Hansen: Humanitarian artists give back
It’s no secret that many artists suffer.
Chances are high that they struggle with some form of mental illness. They may have overcome addiction, abuse or neglect, according to several studies.
Despite it all, they persevere through their work. There simply is no other way.
So it probably should come as no surprise that artists at the Laguna Gallery of Contemporary Art are giving back to the issues and programs that are important to them.
After transferring ownership about six months ago to Michael Roy, the gallery at 611 South Coast Hwy. now exclusively features humanitarian artists.
From autism to sex trafficking prevention, the proceeds benefit charitable groups from around the world.
Spearheaded by art director, artist and Laguna Beach resident Christiana Lewis, the gallery’s mission is an outgrowth of Lewis’ own beliefs and practices. A devout Christian, Lewis has been donating her time and money to support and teach children in small villages in India, Laos, Mexico and low-income cities in the U.S.
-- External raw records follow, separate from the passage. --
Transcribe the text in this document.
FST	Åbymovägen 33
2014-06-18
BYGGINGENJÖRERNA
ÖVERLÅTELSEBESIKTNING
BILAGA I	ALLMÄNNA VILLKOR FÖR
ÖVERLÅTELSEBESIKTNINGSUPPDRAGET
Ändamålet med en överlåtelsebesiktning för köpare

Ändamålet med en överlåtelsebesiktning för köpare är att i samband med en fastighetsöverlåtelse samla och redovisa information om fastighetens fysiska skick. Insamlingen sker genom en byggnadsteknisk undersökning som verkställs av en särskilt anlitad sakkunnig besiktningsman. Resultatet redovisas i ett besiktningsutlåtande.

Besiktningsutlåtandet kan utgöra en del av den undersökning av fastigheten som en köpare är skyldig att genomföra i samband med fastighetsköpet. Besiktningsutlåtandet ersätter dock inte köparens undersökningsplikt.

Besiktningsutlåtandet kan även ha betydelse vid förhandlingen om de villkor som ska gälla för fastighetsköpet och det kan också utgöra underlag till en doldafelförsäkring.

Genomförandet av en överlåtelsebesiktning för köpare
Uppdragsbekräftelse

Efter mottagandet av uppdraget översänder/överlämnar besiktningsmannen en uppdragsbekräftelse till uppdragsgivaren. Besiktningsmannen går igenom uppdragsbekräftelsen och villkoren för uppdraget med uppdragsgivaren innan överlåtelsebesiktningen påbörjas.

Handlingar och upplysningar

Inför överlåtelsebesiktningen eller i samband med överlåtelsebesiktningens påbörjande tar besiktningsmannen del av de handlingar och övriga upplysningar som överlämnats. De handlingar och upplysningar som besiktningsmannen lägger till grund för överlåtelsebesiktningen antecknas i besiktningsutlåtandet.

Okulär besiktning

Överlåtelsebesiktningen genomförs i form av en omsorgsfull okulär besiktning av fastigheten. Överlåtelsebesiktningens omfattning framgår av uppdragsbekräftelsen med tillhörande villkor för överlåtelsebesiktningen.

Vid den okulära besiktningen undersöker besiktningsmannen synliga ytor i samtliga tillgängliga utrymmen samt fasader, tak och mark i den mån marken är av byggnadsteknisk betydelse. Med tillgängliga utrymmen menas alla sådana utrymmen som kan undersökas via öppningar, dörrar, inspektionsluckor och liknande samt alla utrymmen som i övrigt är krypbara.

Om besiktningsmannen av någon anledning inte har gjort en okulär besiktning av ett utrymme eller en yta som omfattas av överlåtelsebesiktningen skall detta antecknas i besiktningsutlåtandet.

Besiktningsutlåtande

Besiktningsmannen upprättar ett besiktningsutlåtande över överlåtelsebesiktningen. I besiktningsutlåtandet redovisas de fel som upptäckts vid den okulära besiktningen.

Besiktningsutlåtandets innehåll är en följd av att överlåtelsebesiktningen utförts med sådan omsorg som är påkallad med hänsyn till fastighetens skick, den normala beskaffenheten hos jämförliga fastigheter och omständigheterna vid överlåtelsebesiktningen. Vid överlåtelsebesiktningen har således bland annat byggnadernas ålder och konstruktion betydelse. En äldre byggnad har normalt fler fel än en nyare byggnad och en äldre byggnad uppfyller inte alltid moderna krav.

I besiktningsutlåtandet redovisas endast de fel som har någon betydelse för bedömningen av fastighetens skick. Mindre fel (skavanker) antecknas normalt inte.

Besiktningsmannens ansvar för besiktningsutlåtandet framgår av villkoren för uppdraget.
“Traveling around the world almost my entire life, I’ve studied Buddhism and Hinduism and Judaism and pretty much almost every religion there is and found that love is the key,” Lewis said. “I think God gives us all a gift. I do know that a lot of artists are very emotional. I think if you’re a truly deep-feeling emotional artist, then you’re probably going to have a pretty strong spiritual side as well.”
Lewis started her introspection early in life. Orphaned at a young age, she remembers the feelings of uncertainty and loss. Her paintings now reflect these emotions with a fluid abstraction and desire for connection.
“We paint about our lives. So I paint about what I’ve gone through,” she said. “I’ve gone through so much in my life. Being adopted and orphaned at 4, that’s pretty traumatic. I’ve been through hell and back.
“I never wanted children to feel the way I did. I always wanted to make these kids feel love and feel good.”
Two years ago, Lewis went to India for three months, rented a small studio and simply opened her doors to the village children. At first, only a few came, then more and soon she was teaching about 30 children how to paint — every day.
“I was teaching some kids who had no idea they had talents. They were so shy and insecure. And after staying there for three months, they turned out to be the most talented artists.”
Lewis hopes that the impact to the children is not short-lived. She remembers that in her own life, three months could feel like a lifetime.
“I do remember some of the impacts that my foster parents had. I never look back and say, ‘Oh wow, I was abandoned and neglected by them. How come they didn’t keep me?’ I think to myself, I was so lucky that they kept me for the time they did, and I got so much love in that moment. And that gave me hope for who I am now.”
The other humanitarian artists at the gallery have their own stories of passion and empathy.
Steve Klinsky grew up a preacher’s kid and the lessons stuck with him.
“In buying groceries for food kitchens, gifting money to inner-city church benevolence funds, supporting environmental conservation efforts, AIDS and cancer charities, I learned that there is always a need for help somewhere,” he said.
Max Carraher said for the past year he has donated half of his income to five groups: Applied Scholastics, which fights illiteracy; Narconon, a drug rehabilitation program; Citizens Commission on Human Rights; Criminon International, which sets up criminal reform programs in prisons across the world; and Volunteer Ministers, a volunteer disaster relief group.
Dana McMullen supports suicide prevention and mental health issues.
Joseph Moscoso gives to an orphanage in Tijuana, Mexico.
Dorit Moss teaches art to autistic children.
The list goes on and on.
“I’m not trying to save the world,” Lewis said. “I just want to make people feel better, honestly — show people you can go from the dark to the light. People can see a lightness somewhere, so they can feel they won’t be depressed forever or have an eating disorder forever or feel unloved forever. That you can come, no matter what your thing is, to the other side.”
Art is a universal language that can start conversations, create excitement where none existed and if needed, begin some kind of healing.
Who better to show that path forward than the artists themselves.